Meinen Eltern in Dankbarkeit

 

 

 

 

1. Kapitel

»Du musst erst einmal essen lernen«

 

 

Die Morgensonne sticht durch die Dunstglocke und verwandelt die Wolkenkratzer in goldene Lichttürme. Der Perlfluss, in dem sich dunkelgrüne Wasserströmungen wälzen, glitzert, als wären in der Nacht alle Sterne vom Himmel hineingefallen. Alles vibriert in dieser Stadt: die Luft, die Straßen, die Autos, so dass Robert Wettstein sich fühlt, als ob er in einem pochenden Herzen herumliefe. Er ist froh, dass er sich heute Morgen nach dem Aufwachen fürs Joggen entschieden hat und ganz allein losgerannt ist.

Auf der Promenade am Fluss gibt es viel zu entdecken. Was machen die Menschen zu dieser Stunde? Sie üben Tai Chi, sie tanzen, sie stehen zusammen und schwatzen, manche erproben ihre Stimmen am Wasser, andere befingern das frische Gemüse, das die Nachbarin eingekauft hat …

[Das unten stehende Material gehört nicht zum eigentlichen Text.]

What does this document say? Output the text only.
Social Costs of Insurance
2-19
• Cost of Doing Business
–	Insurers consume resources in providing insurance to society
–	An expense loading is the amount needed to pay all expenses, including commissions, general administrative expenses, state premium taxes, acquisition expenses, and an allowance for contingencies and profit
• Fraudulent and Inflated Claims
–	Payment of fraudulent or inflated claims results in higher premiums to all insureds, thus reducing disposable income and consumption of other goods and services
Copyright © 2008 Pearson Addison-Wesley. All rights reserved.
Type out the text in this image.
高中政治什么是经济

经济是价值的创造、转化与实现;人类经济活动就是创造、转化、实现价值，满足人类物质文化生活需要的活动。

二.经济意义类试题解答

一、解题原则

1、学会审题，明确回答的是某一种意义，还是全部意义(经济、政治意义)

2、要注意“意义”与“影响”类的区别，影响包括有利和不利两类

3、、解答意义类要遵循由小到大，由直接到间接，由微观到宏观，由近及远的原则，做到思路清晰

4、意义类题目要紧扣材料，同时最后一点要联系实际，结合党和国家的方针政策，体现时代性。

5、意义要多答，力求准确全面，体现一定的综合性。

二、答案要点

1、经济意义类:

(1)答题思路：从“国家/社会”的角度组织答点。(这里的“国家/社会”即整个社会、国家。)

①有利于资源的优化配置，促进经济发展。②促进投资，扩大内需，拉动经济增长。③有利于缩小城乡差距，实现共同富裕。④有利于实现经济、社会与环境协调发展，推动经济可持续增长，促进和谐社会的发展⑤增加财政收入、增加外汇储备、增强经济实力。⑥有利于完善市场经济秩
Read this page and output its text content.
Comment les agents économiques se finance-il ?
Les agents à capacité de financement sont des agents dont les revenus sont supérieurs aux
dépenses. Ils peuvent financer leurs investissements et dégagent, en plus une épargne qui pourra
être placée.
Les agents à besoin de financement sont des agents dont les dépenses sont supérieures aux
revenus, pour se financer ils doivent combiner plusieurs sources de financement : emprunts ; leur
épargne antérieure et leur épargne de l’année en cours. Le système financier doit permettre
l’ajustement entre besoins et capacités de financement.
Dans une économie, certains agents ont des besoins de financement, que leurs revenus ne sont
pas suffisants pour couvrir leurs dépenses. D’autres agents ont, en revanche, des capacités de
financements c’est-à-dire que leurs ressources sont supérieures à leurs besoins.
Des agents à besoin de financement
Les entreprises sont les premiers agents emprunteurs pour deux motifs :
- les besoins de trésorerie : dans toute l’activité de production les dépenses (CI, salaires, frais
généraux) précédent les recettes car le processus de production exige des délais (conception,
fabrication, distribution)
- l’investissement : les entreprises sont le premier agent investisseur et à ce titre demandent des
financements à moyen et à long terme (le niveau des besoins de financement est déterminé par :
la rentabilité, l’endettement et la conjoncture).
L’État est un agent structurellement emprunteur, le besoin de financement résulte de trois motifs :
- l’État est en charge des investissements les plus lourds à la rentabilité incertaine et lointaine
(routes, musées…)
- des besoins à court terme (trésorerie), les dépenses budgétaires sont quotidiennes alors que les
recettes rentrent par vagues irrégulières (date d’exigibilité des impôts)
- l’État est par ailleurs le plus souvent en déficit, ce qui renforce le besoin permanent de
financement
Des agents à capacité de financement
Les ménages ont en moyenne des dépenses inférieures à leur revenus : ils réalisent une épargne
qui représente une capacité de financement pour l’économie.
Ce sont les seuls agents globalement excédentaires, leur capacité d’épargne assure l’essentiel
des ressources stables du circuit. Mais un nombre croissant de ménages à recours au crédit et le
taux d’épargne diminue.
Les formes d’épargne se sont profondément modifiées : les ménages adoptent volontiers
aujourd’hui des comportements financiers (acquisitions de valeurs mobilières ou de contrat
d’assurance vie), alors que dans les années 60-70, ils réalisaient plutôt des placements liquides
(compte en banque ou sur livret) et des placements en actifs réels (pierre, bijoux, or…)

Wie schnell sich das Leben verändert. Vorgestern saß er noch in seiner Wohnung in Berlin auf der Heizung, um sich den Hintern zu wärmen, während draußen der Schnee von den Ästen tropfte, und heute spürt er den warmen Südwind von Kanton im Haar. Seit gestern Abend sind sie in China, und Robert ist der Stadt augenblicklich verfallen. Wie schön, dass es hier im Februar noch wärmer ist als in Italien. Deswegen rennt er jetzt auch unter den immergrünen Bäumen auf der Uferpromenade entlang, während unter ihm links der Fluss und rechts die silberglänzenden Autos vorbeiziehen.

Aber wie kommt es, dass er in dieser fremden Welt keine Angst verspürt? Weil er einen Kopf größer ist als die anderen? Oder weil die Chinesen so offensichtlich im Frieden mit sich und der Welt zu sein scheinen? Vielleicht beides.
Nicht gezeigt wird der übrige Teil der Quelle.